A few weeks ago I had the misfortune of having 2 hard drives die on me simultaneously on blackwidow. I have an LVM2 setup with no redundancy, so this means I pretty much lost everything. Fortunately I make monthly hard copies of my configuration and daily backups of everything important, but those backups are to an old and slow DDS3 drive. I knew this was gonna be an all-day thing.
I replaced the 2 dead drives with 2 brand new 250GB SATA drives (I have officially broken the 1TB barrier
. Re-creating the LVM volumes was pretty straight-forward and predictable. The issue came when I had to restore files. This became a PITA. I had always relied on the official 'Gentoo LiveCDs'_ for rescue disks. However, I then discovered that my copy did not have the SCSI tape driver. I had my LVM volumes visible and usable but could not read my amanda tapes.
My next try was to use an old copy of KNOPPIX that I had floating around. The KNOPPIX CD was scratched up. It was readable, but it was slow reading it and some things just didn't run because my CD drive could not read the area where some programs were located. Fortunately KNOPPIX saw my tape drive and had the mt command, but there were two other problems. The first, minor, problem was that there were no Amanda tools on the KNOPPIX CD. That was okay because Amanda backup images are basically tar archives with a header in front. So dd with the skip option worked on that. Unfortunately the area on the disk where dd was located must have had scratches because it would take my drive forever to load dd. The second issue was more critical: my KNOPPIX CD did not recognize LVM volumes. The only sizeable filesystem I had that was not on LVM was my root, but it was not large enough to hold all my backups. The only way I could make things work with what I had was to, one by one, restore an image to my root partition in KNOPPIX, then reboot with my Gentoo LiveCD and restore the image onto the target LVM volume. This took forever rebooting, positioning the tape, restoring, rebooting, over and over. The fact that my KNOPPIX CD was scratched up and so took longer to read did not help either.

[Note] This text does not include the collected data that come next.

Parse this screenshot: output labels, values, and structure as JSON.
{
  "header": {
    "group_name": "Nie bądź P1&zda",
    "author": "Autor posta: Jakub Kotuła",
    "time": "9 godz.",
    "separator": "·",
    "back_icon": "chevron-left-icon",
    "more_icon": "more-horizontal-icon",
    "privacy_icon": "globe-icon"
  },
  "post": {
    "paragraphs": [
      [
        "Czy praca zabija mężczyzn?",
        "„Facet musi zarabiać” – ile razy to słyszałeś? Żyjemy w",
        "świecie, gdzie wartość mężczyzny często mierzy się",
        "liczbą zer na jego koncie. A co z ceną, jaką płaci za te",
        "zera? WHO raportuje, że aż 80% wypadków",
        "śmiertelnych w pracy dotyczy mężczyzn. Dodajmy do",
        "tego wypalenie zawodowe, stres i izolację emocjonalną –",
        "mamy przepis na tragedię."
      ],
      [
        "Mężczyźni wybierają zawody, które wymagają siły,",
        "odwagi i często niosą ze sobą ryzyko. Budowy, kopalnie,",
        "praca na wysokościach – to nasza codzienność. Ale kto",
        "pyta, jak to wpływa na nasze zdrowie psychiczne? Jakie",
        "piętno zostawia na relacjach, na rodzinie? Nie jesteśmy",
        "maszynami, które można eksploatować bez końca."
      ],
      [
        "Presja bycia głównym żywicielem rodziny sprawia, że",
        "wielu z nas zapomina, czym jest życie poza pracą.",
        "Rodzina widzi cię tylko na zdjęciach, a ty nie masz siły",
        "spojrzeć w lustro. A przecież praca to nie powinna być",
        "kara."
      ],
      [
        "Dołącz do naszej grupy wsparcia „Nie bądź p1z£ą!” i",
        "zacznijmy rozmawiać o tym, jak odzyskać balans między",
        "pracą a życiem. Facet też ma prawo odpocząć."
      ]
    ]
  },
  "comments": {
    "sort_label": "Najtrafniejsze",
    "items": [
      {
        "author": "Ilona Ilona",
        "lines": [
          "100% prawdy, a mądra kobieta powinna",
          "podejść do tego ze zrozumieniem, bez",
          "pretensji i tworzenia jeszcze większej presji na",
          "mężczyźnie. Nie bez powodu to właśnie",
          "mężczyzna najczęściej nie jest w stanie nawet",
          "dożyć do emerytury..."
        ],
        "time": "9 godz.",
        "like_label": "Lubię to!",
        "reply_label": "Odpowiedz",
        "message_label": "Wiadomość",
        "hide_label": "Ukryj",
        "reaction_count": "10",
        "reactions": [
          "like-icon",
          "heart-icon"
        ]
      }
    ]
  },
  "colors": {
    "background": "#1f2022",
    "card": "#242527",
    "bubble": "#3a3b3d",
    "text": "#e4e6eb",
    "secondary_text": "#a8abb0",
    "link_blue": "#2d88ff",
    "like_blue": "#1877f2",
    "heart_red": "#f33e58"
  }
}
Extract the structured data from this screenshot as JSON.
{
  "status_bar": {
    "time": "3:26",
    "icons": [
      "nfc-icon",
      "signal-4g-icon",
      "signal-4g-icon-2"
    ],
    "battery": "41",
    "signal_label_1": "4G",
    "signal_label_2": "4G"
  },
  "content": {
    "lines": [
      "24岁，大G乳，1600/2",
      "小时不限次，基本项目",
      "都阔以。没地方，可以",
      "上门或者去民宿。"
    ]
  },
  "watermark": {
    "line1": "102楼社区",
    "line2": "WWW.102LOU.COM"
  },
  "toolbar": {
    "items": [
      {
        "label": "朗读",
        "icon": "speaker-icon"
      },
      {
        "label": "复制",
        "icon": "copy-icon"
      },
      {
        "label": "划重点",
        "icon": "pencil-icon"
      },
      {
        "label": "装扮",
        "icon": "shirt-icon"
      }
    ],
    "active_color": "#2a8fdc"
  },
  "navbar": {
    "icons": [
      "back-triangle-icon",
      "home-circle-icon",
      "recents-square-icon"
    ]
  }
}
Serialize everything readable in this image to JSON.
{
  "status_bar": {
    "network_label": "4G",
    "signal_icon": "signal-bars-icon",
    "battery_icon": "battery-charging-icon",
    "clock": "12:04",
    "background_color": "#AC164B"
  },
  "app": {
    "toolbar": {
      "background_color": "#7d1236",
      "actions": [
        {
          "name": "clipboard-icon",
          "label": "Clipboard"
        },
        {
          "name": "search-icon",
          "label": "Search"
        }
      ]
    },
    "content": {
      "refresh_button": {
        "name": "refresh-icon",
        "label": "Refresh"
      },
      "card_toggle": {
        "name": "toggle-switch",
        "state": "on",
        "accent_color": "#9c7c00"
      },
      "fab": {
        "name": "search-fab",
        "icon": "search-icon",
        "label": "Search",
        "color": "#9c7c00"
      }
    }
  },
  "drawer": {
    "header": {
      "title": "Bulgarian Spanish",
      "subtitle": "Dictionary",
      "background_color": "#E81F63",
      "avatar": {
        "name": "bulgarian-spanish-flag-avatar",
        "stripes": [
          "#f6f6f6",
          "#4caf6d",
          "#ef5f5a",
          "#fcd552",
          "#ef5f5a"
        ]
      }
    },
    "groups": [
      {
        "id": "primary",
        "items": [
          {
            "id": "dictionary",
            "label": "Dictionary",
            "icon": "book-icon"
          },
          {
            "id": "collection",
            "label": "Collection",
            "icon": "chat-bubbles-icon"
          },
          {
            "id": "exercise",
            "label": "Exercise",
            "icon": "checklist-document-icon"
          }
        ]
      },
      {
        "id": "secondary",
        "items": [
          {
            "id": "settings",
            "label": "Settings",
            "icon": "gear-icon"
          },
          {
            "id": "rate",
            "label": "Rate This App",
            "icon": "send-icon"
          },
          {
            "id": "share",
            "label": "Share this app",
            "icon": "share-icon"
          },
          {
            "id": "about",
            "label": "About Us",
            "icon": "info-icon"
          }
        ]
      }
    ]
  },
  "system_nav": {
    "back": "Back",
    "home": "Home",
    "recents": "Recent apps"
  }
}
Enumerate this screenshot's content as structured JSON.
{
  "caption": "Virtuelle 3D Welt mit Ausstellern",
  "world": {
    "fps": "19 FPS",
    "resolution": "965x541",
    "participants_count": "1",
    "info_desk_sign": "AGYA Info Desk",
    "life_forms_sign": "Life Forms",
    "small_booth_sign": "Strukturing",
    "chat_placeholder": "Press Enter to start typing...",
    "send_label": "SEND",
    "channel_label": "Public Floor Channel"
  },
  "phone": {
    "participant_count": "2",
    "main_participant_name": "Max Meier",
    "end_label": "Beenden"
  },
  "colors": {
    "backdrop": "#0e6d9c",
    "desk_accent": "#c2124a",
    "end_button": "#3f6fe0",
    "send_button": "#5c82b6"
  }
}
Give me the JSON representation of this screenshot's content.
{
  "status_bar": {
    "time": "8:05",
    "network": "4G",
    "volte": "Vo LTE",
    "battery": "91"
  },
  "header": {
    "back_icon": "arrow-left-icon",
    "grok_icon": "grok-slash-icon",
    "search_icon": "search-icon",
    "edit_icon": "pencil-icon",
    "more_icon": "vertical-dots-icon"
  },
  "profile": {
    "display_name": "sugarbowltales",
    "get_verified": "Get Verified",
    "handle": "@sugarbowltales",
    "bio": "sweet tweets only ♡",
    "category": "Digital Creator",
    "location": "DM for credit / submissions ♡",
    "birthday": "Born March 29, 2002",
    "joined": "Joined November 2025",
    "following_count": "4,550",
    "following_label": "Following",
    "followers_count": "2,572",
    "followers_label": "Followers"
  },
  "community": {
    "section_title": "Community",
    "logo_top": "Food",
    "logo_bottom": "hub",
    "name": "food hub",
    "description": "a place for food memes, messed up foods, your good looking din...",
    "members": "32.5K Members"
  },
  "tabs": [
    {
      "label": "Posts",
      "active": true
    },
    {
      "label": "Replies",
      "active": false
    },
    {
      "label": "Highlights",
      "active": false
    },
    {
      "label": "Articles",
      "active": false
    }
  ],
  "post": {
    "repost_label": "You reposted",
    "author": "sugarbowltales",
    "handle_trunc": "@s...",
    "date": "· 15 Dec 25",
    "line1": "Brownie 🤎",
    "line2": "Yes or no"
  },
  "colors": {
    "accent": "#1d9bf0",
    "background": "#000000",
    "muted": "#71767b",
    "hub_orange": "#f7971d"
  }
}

After an exhausting day and a half I finally got my system back to a bootable, usable form. I vowed it would never again be this difficult to recover my system. In order to do this I made the following changes. First, I have different kinds of Live CDs and multiple copies of them. I also store them instead of just having them lying around so they don't get scratched. But the most important thing I did was I got rid of the tape drive. Tape drives are just slow (unless you can afford a fast one) and anyway disk space is cheaper and faster. Why wasn't I doing disk-to-disk backups sooner? I decided on getting a hard disk enclosure and another drive for backups. I got a nice Penguin Gear enclosure and an 80GB SATA drive. I could have gotten a bigger drive but 80GB is already larger than the capacity of all my tapes put together so I figured why waste all that space on a dedicated backup drive.
I had heard a lot of good things about BackupPC. I decided I was gonna dump Amanda, which is more suited for tape backups, and go with BackupPC which is designed more for disk-to-disk. I emerged backuppc and tried to configure it. Well, the configuration file which is basically a Perl script didn't give me a good feeling, but I finally was able to set it up with the help of the documentation. I then started the daemon. After that I tried "Talking to BackupPC" with the ''BackupPC_serverMSG'' command as in the documentation but none of their examples worked. I kept getting invalid command. Well, I figured I'd mostly be using the CGI interface anyway, so I tried viewing it with my browser. Server error. Apparently the CGI expects Apache to be running as the ''backuppc'' user. Well I need apache running as apache for other things. I tried to make the CGI suid but it's a perl script so of course that doesn't work with Linux.
I became more and more frustrated with BackupPC, so I decided to see what it took to do disk-to-disk backups with Amanda. I found the docs on their web site. It was actually a lot easier than I thought. All I had to do is create "virtual tapes" on my backup drive and tell amanda to use them. I was even able to use my existing Amanda configuration by removing the old physical tapes from the config and then adding the virtual ones. I ran a test dump and Amanda backed up my 3 systems to disk in a flash. Maybe it's just because I'm more familiar with Amanda than BackupPC, but to me it was so much easier with Amanda I regret not having tried it first. Restoring is easy as well.
So why am I talking about this? Well, I first want people to know that even a person like myself who considers himself disaster prepared can run into problems. It's always good to keep a checklist of what you need in case of a disaster and check it regularly to ensure that everything is working and in good condition. Secondly, with the price of disk space these days nearly everyone should have a system for making backups of important stuff. I can't believe I stuck with that old unsightly and slow DDS drive for so long.